Steven Caplin, chairman of the DRMC governing board, said in an interview last week that the size and budget for the project are still fluid, but planners expect to meet a mid-2016 deadline for presenting the project for approval by the Intermountain board.
The project budget has grown from about $180 million to a now-projected $220 million for expansion of the River Road hospital campus. Planning for an $80 million cancer research and treatment facility is also underway.
“The intent of the new (cancer research) building is to support a certain amount of research related to this advanced genomics cancer treatment,” Caplin said, “and the conventional cancer treatment that’s already offered here in our community.”
The specialized center will complement the new Precision Genomics Laboratory that opened a year ago.
The size of the research facility is yet to be determined but is likely to have a minimum of 80,000-100,000 square feet.
The main project will likely add an additional 400,000 square feet to the medical center and will allow for relocation of other programs housed off-site.
“That expansion project does allow for the consolidation of all the clinical programs that are currently housed at our 400 East campus onto the main River Road campus,” Caplin said.
Those programs include women’s and children’s services, acute rehabilitation and behavioral medicine.
The expansion will include an increase in the number of patient beds and the addition of a patient observation unit.
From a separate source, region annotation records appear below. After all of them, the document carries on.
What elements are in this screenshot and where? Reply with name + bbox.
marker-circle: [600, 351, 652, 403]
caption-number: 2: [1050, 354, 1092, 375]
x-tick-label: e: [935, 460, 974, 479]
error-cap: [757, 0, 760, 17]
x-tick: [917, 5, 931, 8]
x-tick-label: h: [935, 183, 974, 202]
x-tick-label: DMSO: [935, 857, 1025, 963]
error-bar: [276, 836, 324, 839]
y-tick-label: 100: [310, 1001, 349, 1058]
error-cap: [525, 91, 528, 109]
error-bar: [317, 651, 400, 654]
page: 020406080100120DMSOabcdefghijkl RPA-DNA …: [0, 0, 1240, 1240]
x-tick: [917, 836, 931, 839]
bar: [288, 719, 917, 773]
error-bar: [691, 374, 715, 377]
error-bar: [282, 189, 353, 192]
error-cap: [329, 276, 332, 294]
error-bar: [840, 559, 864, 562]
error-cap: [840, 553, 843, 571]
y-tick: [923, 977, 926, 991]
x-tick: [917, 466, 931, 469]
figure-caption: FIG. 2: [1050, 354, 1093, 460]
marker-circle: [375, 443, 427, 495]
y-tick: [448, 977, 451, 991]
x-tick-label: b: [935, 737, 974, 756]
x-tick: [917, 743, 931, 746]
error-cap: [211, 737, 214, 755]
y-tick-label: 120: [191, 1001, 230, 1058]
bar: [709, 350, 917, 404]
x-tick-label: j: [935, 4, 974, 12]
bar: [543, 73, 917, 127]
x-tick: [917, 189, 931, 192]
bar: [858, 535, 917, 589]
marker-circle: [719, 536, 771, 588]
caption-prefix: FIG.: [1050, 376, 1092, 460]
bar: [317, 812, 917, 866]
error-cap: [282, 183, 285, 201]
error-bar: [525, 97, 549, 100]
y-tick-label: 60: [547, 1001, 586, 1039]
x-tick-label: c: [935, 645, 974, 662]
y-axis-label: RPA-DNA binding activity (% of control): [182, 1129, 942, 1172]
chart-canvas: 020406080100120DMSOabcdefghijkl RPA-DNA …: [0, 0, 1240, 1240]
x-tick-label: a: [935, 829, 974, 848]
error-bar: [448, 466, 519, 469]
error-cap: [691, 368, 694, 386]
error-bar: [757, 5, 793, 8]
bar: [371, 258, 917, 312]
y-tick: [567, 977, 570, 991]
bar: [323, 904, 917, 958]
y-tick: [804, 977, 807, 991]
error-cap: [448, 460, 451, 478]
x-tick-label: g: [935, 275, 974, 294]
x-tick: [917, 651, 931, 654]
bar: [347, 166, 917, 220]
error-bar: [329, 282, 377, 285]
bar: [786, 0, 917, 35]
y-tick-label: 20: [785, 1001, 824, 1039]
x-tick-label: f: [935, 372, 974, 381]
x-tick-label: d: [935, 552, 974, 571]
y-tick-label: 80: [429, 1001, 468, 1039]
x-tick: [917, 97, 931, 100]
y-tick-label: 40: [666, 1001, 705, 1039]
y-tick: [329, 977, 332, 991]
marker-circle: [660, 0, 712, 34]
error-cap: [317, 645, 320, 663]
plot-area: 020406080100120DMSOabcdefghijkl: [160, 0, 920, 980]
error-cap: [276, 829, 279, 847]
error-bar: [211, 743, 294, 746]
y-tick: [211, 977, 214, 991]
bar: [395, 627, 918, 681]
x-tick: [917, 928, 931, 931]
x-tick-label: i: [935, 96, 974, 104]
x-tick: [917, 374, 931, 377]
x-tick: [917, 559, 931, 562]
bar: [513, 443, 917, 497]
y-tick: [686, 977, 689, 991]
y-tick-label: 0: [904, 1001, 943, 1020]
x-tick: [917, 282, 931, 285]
A significant investment in sophisticated new imaging equipment will also be made.
“We also expect we’ll make an investment in improved parking and access to the buildings,” Caplin said.
Caplin believes the newly expanded DRMC will provide benefits for staff as well as patients.
“Providing them with more space and better equipment will allow them to be more productive and provide a higher level of care,” he said.
Consolidation of clinical disciplines in one location also will eliminate a commute between the two current campuses for physicians and caregivers.
The expansion and upgrade are projected to be complete sometime in 2018. Once the new facility opens, patients in Southern Utah will have access to all advanced medical care programs including neonatal intensive care, advanced cancer services, cardiovascular care, neurosciences and the new Level II Trauma Center. Only pediatric intensive care and a trauma burn unit will be missing from the roster.
“The kind of health care we have in Southern Utah is unusually excellent for a community of our size,” Caplin said. “In fact, it’s superb for a community much larger than our current size.”